En la madrugada del pasado 15 de agosto de 2025, fuimos testigos de cómo tres personas que se encontraban privadas de libertad lograron -de un modo casi cinematográfico, utilizando una tirolesa improvisada- fugarse del Complejo Penitenciario de Valparaíso. Este hecho significativo, el cual fue calificado por el ministro de Justicia como “grave” pone de relieve, una vez más, las profundas falencias de un sistema penitenciario, que demuestra una crisis estructural que combina hacinamiento, déficit de personal y excesiva sobrecarga laboral, deterioro infraestructural y, por sobre todo, la ausencia de una política integral de reinserción social.
Ante lo ocurrido, el Gobierno reaccionó con la adopción de 17 medidas de emergencia, que incluyen reforzar la seguridad perimetral y revisar los protocolos respectivos. Sin embargo, estas respuestas inmediatas, aunque necesarias, resultan del todo insuficientes para abordar los aspectos neurálgicos del problema. La explicación no se agota en fallas operativas de control o vigilancia. El trasfondo es estructural: un sistema penitenciario concebido bajo una lógica de custodia mínima y saturación permanente, donde la reinserción social ha quedado relegada a un plano meramente declarativo.

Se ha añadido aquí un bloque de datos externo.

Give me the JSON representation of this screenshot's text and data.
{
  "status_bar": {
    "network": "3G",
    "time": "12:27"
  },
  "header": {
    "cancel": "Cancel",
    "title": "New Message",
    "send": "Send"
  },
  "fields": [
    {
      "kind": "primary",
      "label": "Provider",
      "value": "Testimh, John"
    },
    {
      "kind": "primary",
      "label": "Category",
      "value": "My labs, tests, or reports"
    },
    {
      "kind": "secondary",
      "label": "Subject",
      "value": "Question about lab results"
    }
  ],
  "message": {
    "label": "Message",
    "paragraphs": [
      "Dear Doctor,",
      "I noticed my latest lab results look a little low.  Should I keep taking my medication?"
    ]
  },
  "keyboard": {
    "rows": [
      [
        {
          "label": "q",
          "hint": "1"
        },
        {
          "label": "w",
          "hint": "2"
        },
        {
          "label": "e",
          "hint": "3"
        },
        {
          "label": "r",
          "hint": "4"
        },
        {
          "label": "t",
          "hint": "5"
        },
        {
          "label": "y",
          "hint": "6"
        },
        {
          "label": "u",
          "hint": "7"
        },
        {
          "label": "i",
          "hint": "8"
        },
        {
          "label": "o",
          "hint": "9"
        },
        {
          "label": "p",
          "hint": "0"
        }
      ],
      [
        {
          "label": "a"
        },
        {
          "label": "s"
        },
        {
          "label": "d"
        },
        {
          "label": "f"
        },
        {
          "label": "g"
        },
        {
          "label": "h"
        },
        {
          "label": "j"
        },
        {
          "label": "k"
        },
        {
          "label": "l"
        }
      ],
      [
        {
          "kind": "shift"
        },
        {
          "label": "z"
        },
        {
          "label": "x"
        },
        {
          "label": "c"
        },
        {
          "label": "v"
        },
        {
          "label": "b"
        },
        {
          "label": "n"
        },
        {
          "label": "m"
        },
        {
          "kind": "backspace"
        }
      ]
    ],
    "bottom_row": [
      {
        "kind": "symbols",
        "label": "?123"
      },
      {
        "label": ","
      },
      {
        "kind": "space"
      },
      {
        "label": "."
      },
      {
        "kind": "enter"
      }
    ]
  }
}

En este escenario, el hecho de que la Comisión de Constitución del Senado aprobara por unanimidad el proyecto que exime de trámites y reduce los plazos para la ampliación y construcción de nuevos establecimientos penitenciarios (Boletín 17312-07), resulta particularmente relevante. No cabe duda que intentar aliviar o aminorar el hacinamiento es urgente; pero plantear la solución exclusivamente en clave de más infraestructura corre el riesgo de convertirse en una respuesta al margen de una idea de populismo penal.
En esta misma línea y tomando como base los pensamientos de Roxin, en un Estado de Derecho no puede permitirse que la ejecución de la pena se convierta en un mero aseguramiento físico del condenado, desprovisto de toda perspectiva de reinserción. La construcción de más cárceles, en ausencia de políticas de reinserción y de dignificación de la labor penitenciaria, no resuelve -a mi parecer- el problema: apenas lo desplaza en el tiempo. Multiplicar muros no elimina las condiciones que hacen de nuestras prisiones espacios de violencia y reincidencia. Ya lo ha advertido Zaffaroni al señalar que “la cárcel es el depósito de todos los fracasos del Estado social” y, la fuga en Valparaíso es la metáfora perfecta: lo que escapó no fueron solo tres internos, sino la evidencia de un Estado que castiga sin ofrecer caminos de reinserción, que custodia sin educar y que administra inseguridad en lugar de justicia.
La fuga en Valparaíso no es un hecho aislado ni una mera falla puntual: como diría García Márquez, es la crónica de un fracaso anunciado. Y también la oportunidad de asumir que la verdadera seguridad comienza allí donde la pena deja de ser encierro vacío y se convierte en una posibilidad real de reinserción, de lo contrario todos estos muros, se volverían de papel.